Bank of Ghana (BOG) has today announced a reduction in its Monetary Policy Rate (MPR) by 200 basis points from the current 20% to 18%.
The cut in the policy rate which is the biggest drop since November 2014, according to the Governor of the Bank of Ghana, Dr. Ernest Addison was influenced by positive economic outlook.
“The Committee observed that the pace of global growth has firmed up. Though price pressures are picking up, core inflation in most advanced economies remain subdued. Global financing conditions still remain favourable, sustained by relatively low interest rates in most advanced economies.”
“The outlook for growth, in the near term, is for continued robust expansion towards growth potentials as output gaps gradually close. These notwithstanding, downside risks to global growth exist including the abrupt tightening of global financing conditions, escalating trade protectionism and geopolitical tensions,” the governor added.
Dr. Addison addressing the media after the bank’s 81st regular meeting of the Monetary Policy Committee (MPC) in Accra, said the decision is based on the central bank’s moves to achieve the annual inflation target.
“The disinflation process continued to firm up over the first two months of the year, with significant moderation in price pressures. Both headline and core inflation broadly trended down, alongside easing inflation expectations, an indication that the disinflation process remains well-anchored.”
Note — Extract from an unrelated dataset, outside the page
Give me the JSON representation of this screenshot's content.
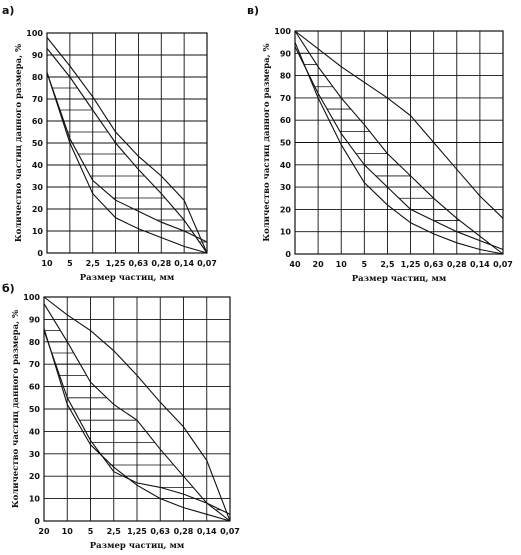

He intimated that, “Growth prospects for 2018 remain positive and are expected to be supported by crude oil production, gradual recovery in the nonoil sector, and favourable business and consumer sentiments. The pace of growth in economic activity as reflected by the latest update in the CIEA showed some improvements, although still below potential for a number of reasons, including moderated credit growth due to high NPLs, tighter credit conditions and corrections in the balance sheets of the banking sector.”
On whether or not they were on track to meet the single inflation target as by the bank, the governor said, their latest forecast suggests that the medium-term inflation target of 8±2 percent is within the forecast horizon and on course to meeting the inflation target band.
This comes to confirm projections by industry watchers and analysts that the Monetary Policy Committee (MPC) of the Bank of Ghana was likely to reduce the policy rate at its next meeting considering the gains made in the economy.
Policy rate is the rate at which the central bank lends to commercial banks for onward lending to the general public and institutions who are their customers.
At the last meeting of the MPC in January this year, the committee held the rate at 20% with the view to help keep inflation at a stable rate.
For some time now, some industry watchers have criticised the margin of decrease in the lending rates of commercial banks despite the significant reduction by the Bank of Ghana which cut the rate from 25.5% in January 2017 to 20% by December 2017.
On decisions which has been taken with regards banks, the governor maintained that recent regulatory measures are aimed at stabilizing the banking sector and confidence.